Einde inhoudsopgave
Verdrag inzake de verlening van Europese octrooien (Europees Octrooiverdrag)
Artikel 21 Kamers van beroep
Geldend
Geldend vanaf 13-12-2007
- Bronpublicatie:
28-06-2001, Trb. 2013, 127 (uitgifte: 06-08-2013, regelingnummer: CA/D18/01)
29-11-2000, Trb. 2002, 64 (uitgifte: 25-03-2002, kamerstukken/regelingnummer: -)
- Inwerkingtreding
13-12-2007
- Bronpublicatie inwerkingtreding:
21-12-2007, Trb. 2007, 233 (uitgifte: 21-12-2007, kamerstukken/regelingnummer: -)
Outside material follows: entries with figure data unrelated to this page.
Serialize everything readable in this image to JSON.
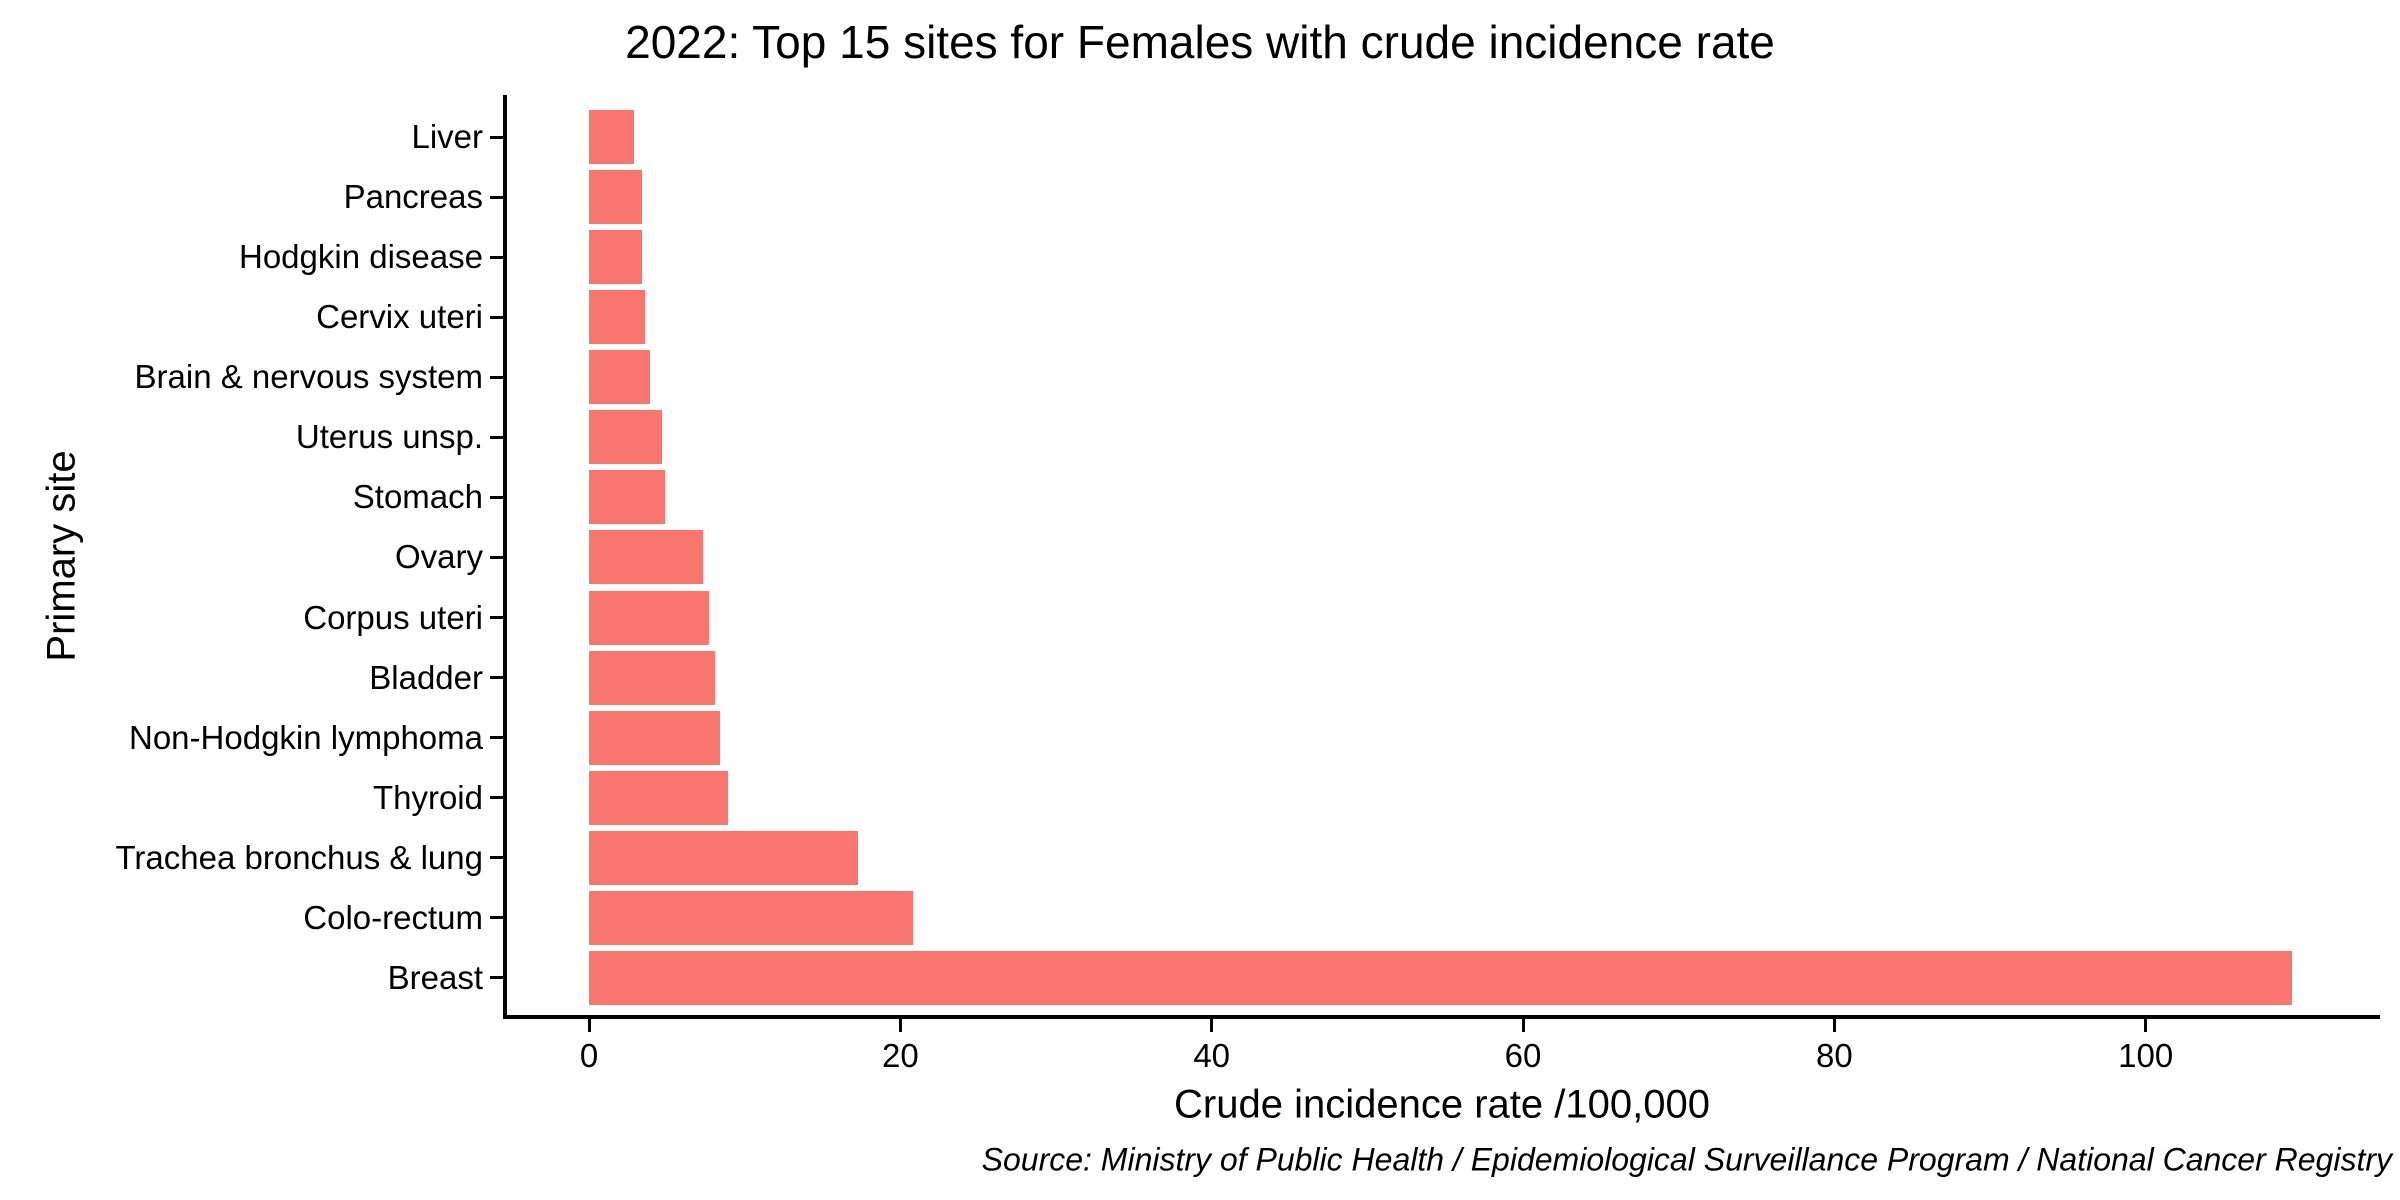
{
  "chart_data": {
    "type": "bar",
    "orientation": "horizontal",
    "title": "2022: Top 15 sites for Females with crude incidence rate",
    "xlabel": "Crude incidence rate /100,000",
    "ylabel": "Primary site",
    "categories": [
      "Liver",
      "Pancreas",
      "Hodgkin disease",
      "Cervix uteri",
      "Brain & nervous system",
      "Uterus unsp.",
      "Stomach",
      "Ovary",
      "Corpus uteri",
      "Bladder",
      "Non-Hodgkin lymphoma",
      "Thyroid",
      "Trachea bronchus & lung",
      "Colo-rectum",
      "Breast"
    ],
    "values": [
      2.9,
      3.4,
      3.4,
      3.6,
      3.9,
      4.7,
      4.9,
      7.3,
      7.7,
      8.1,
      8.4,
      8.9,
      17.3,
      20.8,
      109.4
    ],
    "xticks": [
      0,
      20,
      40,
      60,
      80,
      100
    ],
    "xlim": [
      0,
      115
    ],
    "grid": "off",
    "legend": "none",
    "bar_color": "#F8766D",
    "axis_color": "#000000",
    "source": "Source: Ministry of Public Health / Epidemiological Surveillance Program / National Cancer Registry"
  }
}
21-12-2007, Trb. 2007, 233 (uitgifte: 01-01-2007, kamerstukken/regelingnummer: -)
- Vakgebied(en)
Intellectuele-eigendomsrecht / Octrooirecht
Internationaal privaatrecht / Bijzondere onderwerpen
Internationaal publiekrecht / Bijzondere onderwerpen
1.
De kamers van beroep zijn bevoegd tot het behandelen van beroepen ingesteld tegen de beslissingen van de aanvraagafdeling, de onderzoeksafdelingen, de oppositieafdelingen en de juridische afdeling.
2.
In geval van beroep tegen een beslissing van de aanvraagafdeling of van de juridische afdeling bestaat een kamer van beroep uit drie rechtsgeleerde leden.
3.
In geval van beroep tegen een beslissing van een onderzoeksafdeling bestaat een kamer van beroep uit:
- a.
twee technisch geschoolde leden en een rechtsgeleerd lid, wanneer de beslissing betrekking heeft op de afwijzing van een Europese octrooiaanvrage of op de verlening, beperking of herroeping van een Europees octrooi en deze beslissing genomen is door een onderzoeksafdeling bestaande uit minder dan vier leden;
- b.
drie technisch geschoolde leden en twee rechtsgeleerde leden, wanneer de beslissing is genomen door een onderzoeksafdeling bestaande uit vier leden of indien de kamer van beroep meent dat de aard van het beroep zulks vereist;
- c.
drie rechtsgeleerde leden in alle andere gevallen.
4.
In geval van beroep tegen een beslissing van een oppositieafdeling bestaat een kamer van beroep uit:
- a.
twee technisch geschoolde leden en een rechtsgeleerd lid, wanneer de beslissing is genomen door een oppositieafdeling bestaande uit drie leden;
- b.
drie technisch geschoolde leden en twee rechtsgeleerde leden, wanneer de beslissing is genomen door een oppositieafdeling bestaande uit vier leden of indien de kamer van beroep meent dat de aard van het beroep zulks vereist.